There's very few ways to describe Thundercat live short of impressive, bursting with technical ability and a live dynamic that plays like a freehand jam. Supported by his trio, they appear incredibly at ease and constantly fade away with their own playing as the jazz-fusion drops jaws in the crowd. Lone Wolf And Cub and Tron Song facilitate a master class in musical aptitudes with Justin Brown drumming up a spectacular storm.

With a "What's up, Fremantle!" Aussie hip hop duo Hermitude bounced onto the Ferris Stage. The boys from the Blue Mountains had the crowd instantly on their feet, on each other's shoulders and hands in the air with their razor-sharp hip hop set. An intro of The Lion Sleeps Tonight garnered a few puzzled looks until the drop hit and normal service resumed. Hermitude took the late afternoon crowd on a journey that pulsated and jumped as the sun slowly set in the west.

Violent Soho throw everything they have into their live shows, but all they received early on this occasion was an uncharacteristically mellow audience; that was until some fresh cuts reared their heads. Given that it took for Like Soda to completely tear Violent Soho's set open, it seems that when Waco drops, we're going to be in for a treat. The Mansfield boys still managed to live up to being the drawcard of the bill for many, as circle pits shot clouds of dust up, and bodies tumbled over the barrier, the crammed set working through Saramona Said, Fur Eyes, Viceroy and festival favourite Covered In Chrome with a fierce energy.

A lone dancer took to the stage, busted some kick-arse moves, then was joined by Grimes, a percussionist and another dancer to kick off one of Laneway's most original sets. Dropping samples, keyboards, guitar and vocals into the mix, Grimes banged out her unique brand of electronica, coupled with her extraordinary vocals, giving the huge crowd a taste of what four women can do.

Their slightly delayed start only built the air of anticipation for Beach House. A blacked out stage, illuminated by flickering star lights in the background, drew a looming silhouette of the performers as the sounds of PPP washed over the crowd. As vocalist Victoria Legrand stated herself, "The night has fallen and you must relax." It certainly wasn't a hard task, with the dreamy waves of Space Song and Wishes drifting over the spellbound audience.
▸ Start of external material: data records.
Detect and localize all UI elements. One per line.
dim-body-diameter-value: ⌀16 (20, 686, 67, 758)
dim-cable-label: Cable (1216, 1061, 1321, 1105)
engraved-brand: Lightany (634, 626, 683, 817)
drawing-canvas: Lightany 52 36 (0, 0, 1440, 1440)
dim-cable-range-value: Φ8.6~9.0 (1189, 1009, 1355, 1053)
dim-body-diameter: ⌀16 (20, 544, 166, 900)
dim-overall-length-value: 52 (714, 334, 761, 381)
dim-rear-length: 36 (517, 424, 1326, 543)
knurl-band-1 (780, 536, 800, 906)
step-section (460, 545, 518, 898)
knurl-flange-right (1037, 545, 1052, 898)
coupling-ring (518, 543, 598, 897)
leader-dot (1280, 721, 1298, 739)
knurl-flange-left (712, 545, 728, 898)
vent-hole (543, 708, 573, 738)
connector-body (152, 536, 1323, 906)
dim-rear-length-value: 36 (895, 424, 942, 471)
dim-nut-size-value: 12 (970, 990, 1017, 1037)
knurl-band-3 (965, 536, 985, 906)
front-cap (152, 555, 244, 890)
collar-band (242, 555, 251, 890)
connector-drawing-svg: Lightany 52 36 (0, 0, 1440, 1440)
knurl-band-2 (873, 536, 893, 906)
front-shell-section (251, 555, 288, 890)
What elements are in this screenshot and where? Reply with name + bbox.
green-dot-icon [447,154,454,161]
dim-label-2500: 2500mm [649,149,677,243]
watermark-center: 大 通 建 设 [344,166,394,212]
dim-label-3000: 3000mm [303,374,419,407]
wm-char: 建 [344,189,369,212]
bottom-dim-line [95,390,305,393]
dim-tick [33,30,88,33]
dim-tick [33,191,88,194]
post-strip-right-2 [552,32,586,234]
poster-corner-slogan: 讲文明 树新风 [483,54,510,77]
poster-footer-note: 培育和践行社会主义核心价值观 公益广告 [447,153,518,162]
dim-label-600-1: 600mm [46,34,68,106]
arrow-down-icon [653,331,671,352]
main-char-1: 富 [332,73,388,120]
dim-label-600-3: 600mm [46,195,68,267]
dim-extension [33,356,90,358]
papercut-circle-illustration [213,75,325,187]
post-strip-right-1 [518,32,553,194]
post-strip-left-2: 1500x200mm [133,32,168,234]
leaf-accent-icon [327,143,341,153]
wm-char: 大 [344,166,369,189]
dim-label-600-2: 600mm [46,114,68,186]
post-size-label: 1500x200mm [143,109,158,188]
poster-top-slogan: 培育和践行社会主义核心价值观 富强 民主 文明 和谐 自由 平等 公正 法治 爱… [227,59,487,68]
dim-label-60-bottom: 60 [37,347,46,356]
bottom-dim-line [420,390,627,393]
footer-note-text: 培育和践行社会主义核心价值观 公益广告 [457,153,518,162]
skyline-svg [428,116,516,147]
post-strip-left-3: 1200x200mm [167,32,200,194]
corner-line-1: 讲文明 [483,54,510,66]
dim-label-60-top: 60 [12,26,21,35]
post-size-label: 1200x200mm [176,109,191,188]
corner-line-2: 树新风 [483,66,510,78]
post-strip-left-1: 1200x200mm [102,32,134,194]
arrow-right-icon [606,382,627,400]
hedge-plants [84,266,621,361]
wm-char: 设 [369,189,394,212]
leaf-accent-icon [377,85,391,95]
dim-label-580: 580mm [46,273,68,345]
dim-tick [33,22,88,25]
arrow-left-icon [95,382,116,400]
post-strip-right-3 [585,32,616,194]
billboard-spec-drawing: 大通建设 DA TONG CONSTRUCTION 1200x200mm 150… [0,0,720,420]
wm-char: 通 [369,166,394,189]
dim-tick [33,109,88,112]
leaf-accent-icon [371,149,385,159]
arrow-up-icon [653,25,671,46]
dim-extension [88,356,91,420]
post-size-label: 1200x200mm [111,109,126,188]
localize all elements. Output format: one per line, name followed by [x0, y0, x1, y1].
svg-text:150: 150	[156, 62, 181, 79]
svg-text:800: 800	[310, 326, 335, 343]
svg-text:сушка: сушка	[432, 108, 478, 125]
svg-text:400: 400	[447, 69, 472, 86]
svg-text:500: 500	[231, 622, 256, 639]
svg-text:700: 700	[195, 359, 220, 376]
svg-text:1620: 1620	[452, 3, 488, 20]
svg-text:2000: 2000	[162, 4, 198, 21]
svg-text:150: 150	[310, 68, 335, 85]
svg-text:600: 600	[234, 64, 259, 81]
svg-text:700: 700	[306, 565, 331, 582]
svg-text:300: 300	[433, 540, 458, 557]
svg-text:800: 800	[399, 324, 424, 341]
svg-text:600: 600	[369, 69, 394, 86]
Chvrches drew a large crowd to the front of the Ferris Bueller stage and treated them all to a flawless set of Scottish synth pop. They kicked off with Never Ending Circles and took tracks off their two albums Every Open Eye and The Bones Of What You Believe; the crowd ate up every track. Their impressive light show complemented the set perfectly, leaving little doubt that they deserved one of the top billings of the festival.

A huge build-up promised much but resulted in a disappointing first drop as Flume hit the Ferris Wheel Stage for the final set of the night. The only way was up and thankfully Flume hit back hard from then on, lacing big vocal samples, industrial noise and fat synth to build a big, slow-burning set, lapped up by the happy crowd. A brilliant visual show, guest live vocals, a Lorde sample and amazing lights provided a fitting close to another successful Laneway festival.

With festivals falling by the wayside in recent years, Laneway is a shining example on how to do it right. With no discernible headliner, similar set times, a collaboration of artists and a great venue in Fremantle with easy access via public transport, Laneway may well continue very happily into the future.